The summer driving season is set to kick off, a time when gasoline prices spike, but this year don't expect too much pain at the pump, experts say.
Easing tensions with Iran and increased supply are pushing global crude prices down, which will continue to bring gasoline prices down with them.
Earlier this year, tensions with Iran and solid global demand sent oil prices soaring, bringing U.S. gasoline prices to a nationwide average peak of $3.94 in April, according to AAA Daily Fuel Gauge Report data.
Concerns grew that prices would reach $5 a gallon as the summer driving season drew closer, but easing tensions in the Middle East, increased OPEC supplies and cooling European and Chinese economies have sent prices falling.
Today, prices are averaging $3.67 a gallon.
"We're getting a bit of a break here,'' says Tom Kloza of the Oil Price Information Service, according to USA Today.
Domestic supplies are at their highest levels since 1990, Kloza adds.
Still, refinery issues have kept prices high on the West Coast, averaging over $4.30 a gallon in California, Oregon and Washington.

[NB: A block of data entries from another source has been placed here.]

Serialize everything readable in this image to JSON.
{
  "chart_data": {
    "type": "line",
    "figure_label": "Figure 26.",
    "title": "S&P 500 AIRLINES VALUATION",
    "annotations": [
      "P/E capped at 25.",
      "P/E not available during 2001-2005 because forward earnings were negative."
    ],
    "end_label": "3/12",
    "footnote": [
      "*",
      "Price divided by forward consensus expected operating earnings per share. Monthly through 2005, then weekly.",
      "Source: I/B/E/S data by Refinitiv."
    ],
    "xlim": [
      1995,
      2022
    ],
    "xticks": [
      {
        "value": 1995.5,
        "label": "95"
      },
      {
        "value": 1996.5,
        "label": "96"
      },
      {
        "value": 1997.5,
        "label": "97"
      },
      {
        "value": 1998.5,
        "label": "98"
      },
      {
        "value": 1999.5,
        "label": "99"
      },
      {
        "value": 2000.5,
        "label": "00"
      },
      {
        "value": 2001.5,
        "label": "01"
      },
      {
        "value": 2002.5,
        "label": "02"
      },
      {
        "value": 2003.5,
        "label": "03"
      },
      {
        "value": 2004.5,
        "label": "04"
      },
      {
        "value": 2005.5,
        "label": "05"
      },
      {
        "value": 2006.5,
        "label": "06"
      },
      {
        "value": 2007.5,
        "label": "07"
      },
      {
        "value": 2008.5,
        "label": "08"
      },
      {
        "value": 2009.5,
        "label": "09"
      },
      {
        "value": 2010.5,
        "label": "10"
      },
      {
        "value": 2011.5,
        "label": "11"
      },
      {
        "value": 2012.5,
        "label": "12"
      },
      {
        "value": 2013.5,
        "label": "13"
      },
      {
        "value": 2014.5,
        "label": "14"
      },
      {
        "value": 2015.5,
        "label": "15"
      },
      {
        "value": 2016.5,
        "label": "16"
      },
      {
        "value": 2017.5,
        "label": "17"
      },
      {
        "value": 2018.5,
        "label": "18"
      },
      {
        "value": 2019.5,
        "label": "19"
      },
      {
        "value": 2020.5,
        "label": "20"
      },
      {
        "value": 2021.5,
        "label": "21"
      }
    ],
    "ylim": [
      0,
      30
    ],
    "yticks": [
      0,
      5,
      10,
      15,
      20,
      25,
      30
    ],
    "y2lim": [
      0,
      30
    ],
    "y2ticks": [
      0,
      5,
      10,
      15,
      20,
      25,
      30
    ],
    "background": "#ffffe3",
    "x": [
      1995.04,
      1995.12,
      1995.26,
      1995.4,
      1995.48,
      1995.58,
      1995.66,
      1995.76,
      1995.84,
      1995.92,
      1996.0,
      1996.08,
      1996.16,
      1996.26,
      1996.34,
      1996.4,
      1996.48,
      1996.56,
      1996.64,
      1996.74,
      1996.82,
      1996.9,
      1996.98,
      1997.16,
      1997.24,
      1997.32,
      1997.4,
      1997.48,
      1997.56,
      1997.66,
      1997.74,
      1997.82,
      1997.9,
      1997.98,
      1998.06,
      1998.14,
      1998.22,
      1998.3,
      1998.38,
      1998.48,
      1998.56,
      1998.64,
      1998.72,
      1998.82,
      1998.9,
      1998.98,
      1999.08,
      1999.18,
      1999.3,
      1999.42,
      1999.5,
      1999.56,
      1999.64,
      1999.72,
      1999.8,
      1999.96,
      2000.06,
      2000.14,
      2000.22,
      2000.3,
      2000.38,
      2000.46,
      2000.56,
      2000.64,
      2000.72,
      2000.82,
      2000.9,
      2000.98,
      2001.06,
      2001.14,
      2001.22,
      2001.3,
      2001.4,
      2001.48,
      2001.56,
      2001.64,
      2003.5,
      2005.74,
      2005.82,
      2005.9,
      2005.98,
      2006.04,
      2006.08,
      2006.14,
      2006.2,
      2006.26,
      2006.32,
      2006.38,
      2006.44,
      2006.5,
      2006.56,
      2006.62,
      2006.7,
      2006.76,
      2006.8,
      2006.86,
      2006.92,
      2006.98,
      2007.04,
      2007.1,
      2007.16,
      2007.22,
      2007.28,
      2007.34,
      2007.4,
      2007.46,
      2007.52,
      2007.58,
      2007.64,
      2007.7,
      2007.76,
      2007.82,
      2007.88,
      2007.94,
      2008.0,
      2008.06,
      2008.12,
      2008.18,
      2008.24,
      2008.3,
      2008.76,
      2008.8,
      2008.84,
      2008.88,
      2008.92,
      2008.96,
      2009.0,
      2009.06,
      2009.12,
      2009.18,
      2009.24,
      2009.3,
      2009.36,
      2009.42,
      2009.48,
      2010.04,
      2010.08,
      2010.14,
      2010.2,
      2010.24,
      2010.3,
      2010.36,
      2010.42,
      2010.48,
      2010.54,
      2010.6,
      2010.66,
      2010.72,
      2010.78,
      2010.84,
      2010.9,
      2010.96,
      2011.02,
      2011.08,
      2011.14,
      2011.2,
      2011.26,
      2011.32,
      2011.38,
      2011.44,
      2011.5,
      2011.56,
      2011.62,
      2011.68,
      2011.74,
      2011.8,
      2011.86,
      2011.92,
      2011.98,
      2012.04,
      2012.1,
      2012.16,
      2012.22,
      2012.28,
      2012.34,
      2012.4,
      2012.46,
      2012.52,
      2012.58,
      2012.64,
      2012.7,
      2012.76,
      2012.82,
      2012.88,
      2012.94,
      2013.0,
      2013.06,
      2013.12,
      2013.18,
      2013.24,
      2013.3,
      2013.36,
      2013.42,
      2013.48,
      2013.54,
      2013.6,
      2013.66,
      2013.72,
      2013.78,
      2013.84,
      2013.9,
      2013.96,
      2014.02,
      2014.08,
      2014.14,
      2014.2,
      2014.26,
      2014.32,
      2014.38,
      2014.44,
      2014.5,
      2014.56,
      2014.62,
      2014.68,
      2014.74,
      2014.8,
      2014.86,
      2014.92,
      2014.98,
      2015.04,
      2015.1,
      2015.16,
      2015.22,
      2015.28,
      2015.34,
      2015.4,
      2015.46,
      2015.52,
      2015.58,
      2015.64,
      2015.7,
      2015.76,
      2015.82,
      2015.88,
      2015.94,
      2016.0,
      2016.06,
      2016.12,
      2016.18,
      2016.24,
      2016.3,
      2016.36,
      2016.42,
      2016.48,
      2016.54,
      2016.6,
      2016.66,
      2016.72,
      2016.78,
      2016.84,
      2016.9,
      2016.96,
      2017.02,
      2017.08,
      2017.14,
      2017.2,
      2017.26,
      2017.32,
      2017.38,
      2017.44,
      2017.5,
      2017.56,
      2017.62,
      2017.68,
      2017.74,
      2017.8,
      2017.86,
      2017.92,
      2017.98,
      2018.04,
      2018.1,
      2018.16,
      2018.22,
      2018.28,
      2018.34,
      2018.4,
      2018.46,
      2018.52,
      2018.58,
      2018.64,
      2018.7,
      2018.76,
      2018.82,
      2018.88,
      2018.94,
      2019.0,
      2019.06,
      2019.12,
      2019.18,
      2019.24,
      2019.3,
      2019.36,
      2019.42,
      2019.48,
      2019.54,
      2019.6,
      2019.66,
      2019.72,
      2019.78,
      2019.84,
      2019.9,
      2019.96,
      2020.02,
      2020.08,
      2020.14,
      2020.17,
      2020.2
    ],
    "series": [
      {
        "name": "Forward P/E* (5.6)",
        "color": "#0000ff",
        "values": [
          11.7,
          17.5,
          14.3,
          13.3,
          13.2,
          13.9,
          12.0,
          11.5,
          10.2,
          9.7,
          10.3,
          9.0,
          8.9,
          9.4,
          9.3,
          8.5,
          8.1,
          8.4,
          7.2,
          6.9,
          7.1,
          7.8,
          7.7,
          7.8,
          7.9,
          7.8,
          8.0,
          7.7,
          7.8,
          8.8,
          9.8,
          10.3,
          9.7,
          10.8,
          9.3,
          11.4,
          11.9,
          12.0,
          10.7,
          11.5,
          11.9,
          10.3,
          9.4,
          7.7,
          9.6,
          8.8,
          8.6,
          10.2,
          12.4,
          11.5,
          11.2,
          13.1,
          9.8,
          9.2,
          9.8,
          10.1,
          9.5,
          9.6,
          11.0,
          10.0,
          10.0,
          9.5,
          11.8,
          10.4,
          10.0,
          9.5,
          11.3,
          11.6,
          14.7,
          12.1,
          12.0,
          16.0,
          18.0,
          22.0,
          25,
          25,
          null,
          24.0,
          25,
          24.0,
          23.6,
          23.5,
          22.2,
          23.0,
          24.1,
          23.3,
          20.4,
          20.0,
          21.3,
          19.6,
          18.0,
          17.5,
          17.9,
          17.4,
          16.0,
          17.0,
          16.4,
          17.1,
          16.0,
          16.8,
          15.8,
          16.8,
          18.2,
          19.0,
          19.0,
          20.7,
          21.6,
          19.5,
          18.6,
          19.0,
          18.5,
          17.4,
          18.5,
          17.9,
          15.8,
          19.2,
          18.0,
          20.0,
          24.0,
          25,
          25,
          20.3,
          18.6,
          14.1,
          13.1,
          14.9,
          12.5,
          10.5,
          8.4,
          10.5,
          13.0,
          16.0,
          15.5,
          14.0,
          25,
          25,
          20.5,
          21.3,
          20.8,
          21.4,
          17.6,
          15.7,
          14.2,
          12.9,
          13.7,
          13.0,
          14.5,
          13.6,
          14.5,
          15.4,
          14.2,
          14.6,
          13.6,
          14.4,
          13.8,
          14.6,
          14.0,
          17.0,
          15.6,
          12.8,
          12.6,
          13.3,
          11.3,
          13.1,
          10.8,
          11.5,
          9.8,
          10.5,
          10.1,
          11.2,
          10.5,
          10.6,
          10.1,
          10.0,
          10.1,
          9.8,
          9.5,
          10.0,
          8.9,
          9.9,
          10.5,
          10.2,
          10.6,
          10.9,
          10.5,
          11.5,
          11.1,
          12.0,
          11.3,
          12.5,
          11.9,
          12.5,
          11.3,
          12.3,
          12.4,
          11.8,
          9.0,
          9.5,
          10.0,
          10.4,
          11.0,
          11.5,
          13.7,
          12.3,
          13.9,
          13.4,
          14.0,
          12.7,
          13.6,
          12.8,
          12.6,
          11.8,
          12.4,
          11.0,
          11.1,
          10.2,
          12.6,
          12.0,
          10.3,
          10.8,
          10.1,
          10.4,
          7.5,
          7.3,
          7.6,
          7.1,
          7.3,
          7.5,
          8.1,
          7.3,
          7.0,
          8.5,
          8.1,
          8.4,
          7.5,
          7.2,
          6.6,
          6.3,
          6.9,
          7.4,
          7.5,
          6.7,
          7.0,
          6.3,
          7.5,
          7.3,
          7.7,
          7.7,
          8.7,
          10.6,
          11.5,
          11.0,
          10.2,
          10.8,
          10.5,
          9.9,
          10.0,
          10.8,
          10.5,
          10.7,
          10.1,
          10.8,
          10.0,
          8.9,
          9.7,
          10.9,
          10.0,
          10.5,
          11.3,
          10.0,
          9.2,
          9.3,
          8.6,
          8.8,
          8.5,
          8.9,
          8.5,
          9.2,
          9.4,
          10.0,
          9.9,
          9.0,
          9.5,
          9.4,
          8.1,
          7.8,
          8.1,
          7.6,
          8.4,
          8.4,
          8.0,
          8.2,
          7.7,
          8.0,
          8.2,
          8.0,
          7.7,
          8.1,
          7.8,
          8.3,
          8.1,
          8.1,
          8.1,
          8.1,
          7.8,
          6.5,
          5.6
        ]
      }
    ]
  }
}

"I can't recall a wider variance or a time where prices in some states were up strongly and falling in others," says Patrick DeHaan, senior gas analyst for price-tracker gasbuddy.com, USA Today adds.
Other experts agree that prices should continue falling but point out global conditions can always change and send prices right back rising.
"Drivers are getting a respite," says Rodney L. Waller, a senior vice president at Range Resources, an oil and gas company based in Fort Worth, Texas, the New York Times reports.
"But it’s a tenuous respite based on all the changes in the global oil market and the opening and closings of refineries across the U.S."
Gasoline prices hit a record high $4.11 in 2008.